‘A Glitch in the Matrix’ Director Was Skeptical About Simulation Theory Until He Started Doing Research

At the IndieWire Sundance Studio, presented by Adobe, Ascher said the idea that we are living in a simulation isn't that crazy.
'A Glitch in the Matrix' Director Rodney Ascher on Simulation Theory
"A Glitch in the Matrix"

For the uninitiated, it sounds like the mutterings of a tinfoil hat-wearing participant of a conspiracy convention: the theory that humanity and the rest of reality, as we know it, are actually part of a giant simulation akin to a cosmic video game. Rodney Ascher, who tackles the idea in his Sundance documentary “A Glitch in the Matrix,” said he was doubtful that the idea held any water — until he started doing research.

“I was first fairly skeptical. Then as I started reading up on the science of it,” he said in an interview at the Sundance studio, presented by Adobe. “Folks mentioning that quantum physics and quantum entanglements could be evidence of it. And there were Silicon Valley geniuses who were working on trying to break free of the simulation or find the code.

“I was never really able to understand the bleeding edge of that, but it did leave me with a conviction that people who were smarter than me took it seriously. So that, OK, it could be plausible, in its way.”
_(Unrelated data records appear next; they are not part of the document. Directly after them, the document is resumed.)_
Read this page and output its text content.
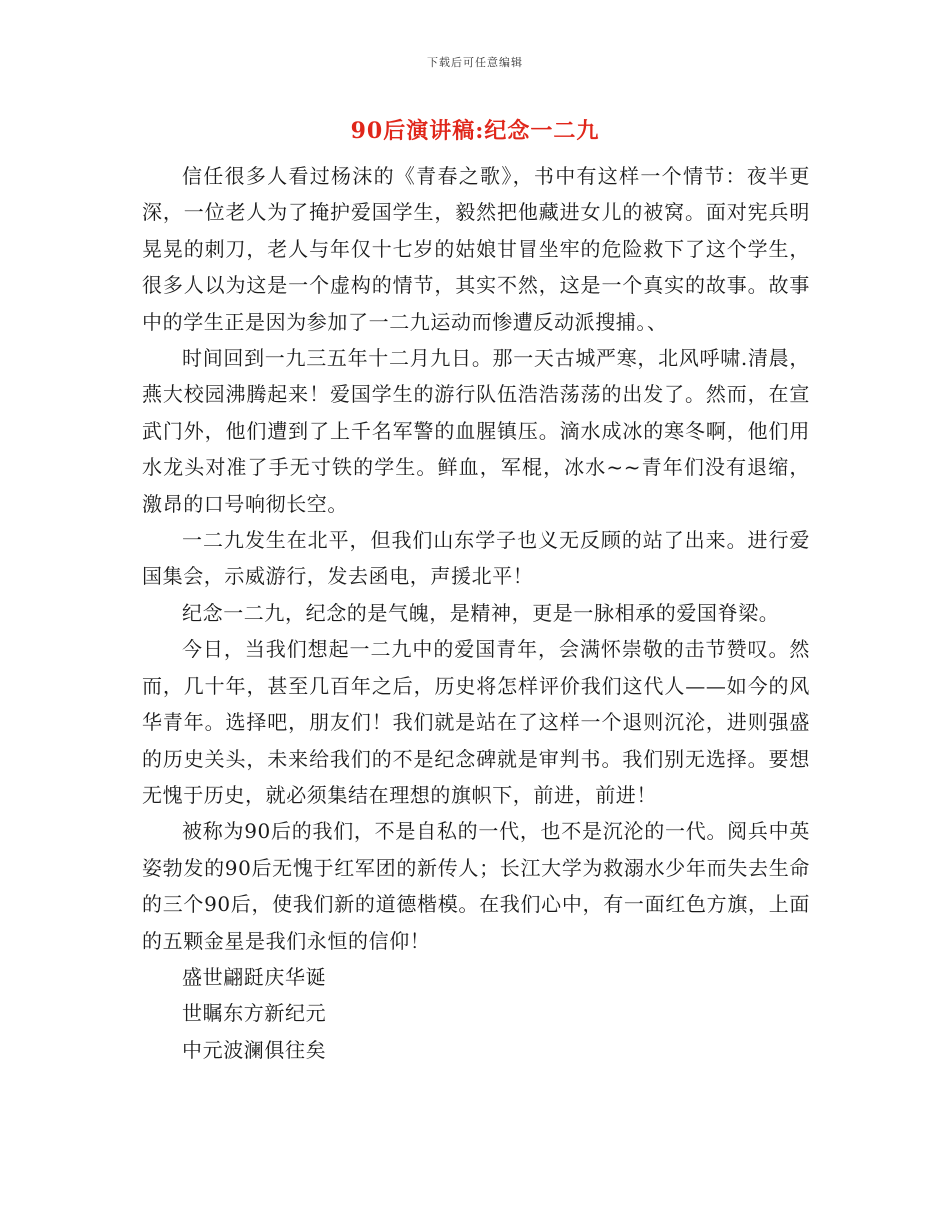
下载后可任意编辑
90后演讲稿:纪念一二九

信任很多人看过杨沫的《青春之歌》，书中有这样一个情节：夜半更深，一位老人为了掩护爱国学生，毅然把他藏进女儿的被窝。面对宪兵明晃晃的刺刀，老人与年仅十七岁的姑娘甘冒坐牢的危险救下了这个学生，很多人以为这是一个虚构的情节，其实不然，这是一个真实的故事。故事中的学生正是因为参加了一二九运动而惨遭反动派搜捕。、

时间回到一九三五年十二月九日。那一天古城严寒，北风呼啸.清晨，燕大校园沸腾起来！爱国学生的游行队伍浩浩荡荡的出发了。然而，在宣武门外，他们遭到了上千名军警的血腥镇压。滴水成冰的寒冬啊，他们用水龙头对准了手无寸铁的学生。鲜血，军棍，冰水~~青年们没有退缩，激昂的口号响彻长空。

一二九发生在北平，但我们山东学子也义无反顾的站了出来。进行爱国集会，示威游行，发去函电，声援北平！

纪念一二九，纪念的是气魄，是精神，更是一脉相承的爱国脊梁。

今日，当我们想起一二九中的爱国青年，会满怀崇敬的击节赞叹。然而，几十年，甚至几百年之后，历史将怎样评价我们这代人——如今的风华青年。选择吧，朋友们！我们就是站在了这样一个退则沉沦，进则强盛的历史关头，未来给我们的不是纪念碑就是审判书。我们别无选择。要想无愧于历史，就必须集结在理想的旗帜下，前进，前进！

被称为90后的我们，不是自私的一代，也不是沉沦的一代。阅兵中英姿勃发的90后无愧于红军团的新传人；长江大学为救溺水少年而失去生命的三个90后，使我们新的道德楷模。在我们心中，有一面红色方旗，上面的五颗金星是我们永恒的信仰！

盛世翩跹庆华诞

世瞩东方新纪元

中元波澜俱往矣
“A Glitch in the Matrix,” like its creator, is somewhat agnostic to the idea. But using the writings and speeches of sci-fi writer Philip K. Dick, archival interviews with Elon Musk, the work of Plato and René Descartes, and new interviews with everyday people who believe in the theory, Ascher’s documentary makes such a seemingly untenable concept a little more digestible.

The movie premiered in Sundance’s Midnight section. Magnolia will release it in the US on February 5.

Ascher said he got the idea for the film from one of the interview subjects of his 2015 sleep paralysis documentary “The Nightmare.”

“I frankly wasn’t familiar with simulation theory and it took me a little while to understand what he was talking about it,” Ascher said. “I can see the idea getting momentum. If you’ve seen anything I’ve done, you know I’m fascinated by the intersection of fact and fiction. Ideas that seem like they’re from a horror movie, from science fiction, from a place of pure speculative fiction, that bleed into our real life.”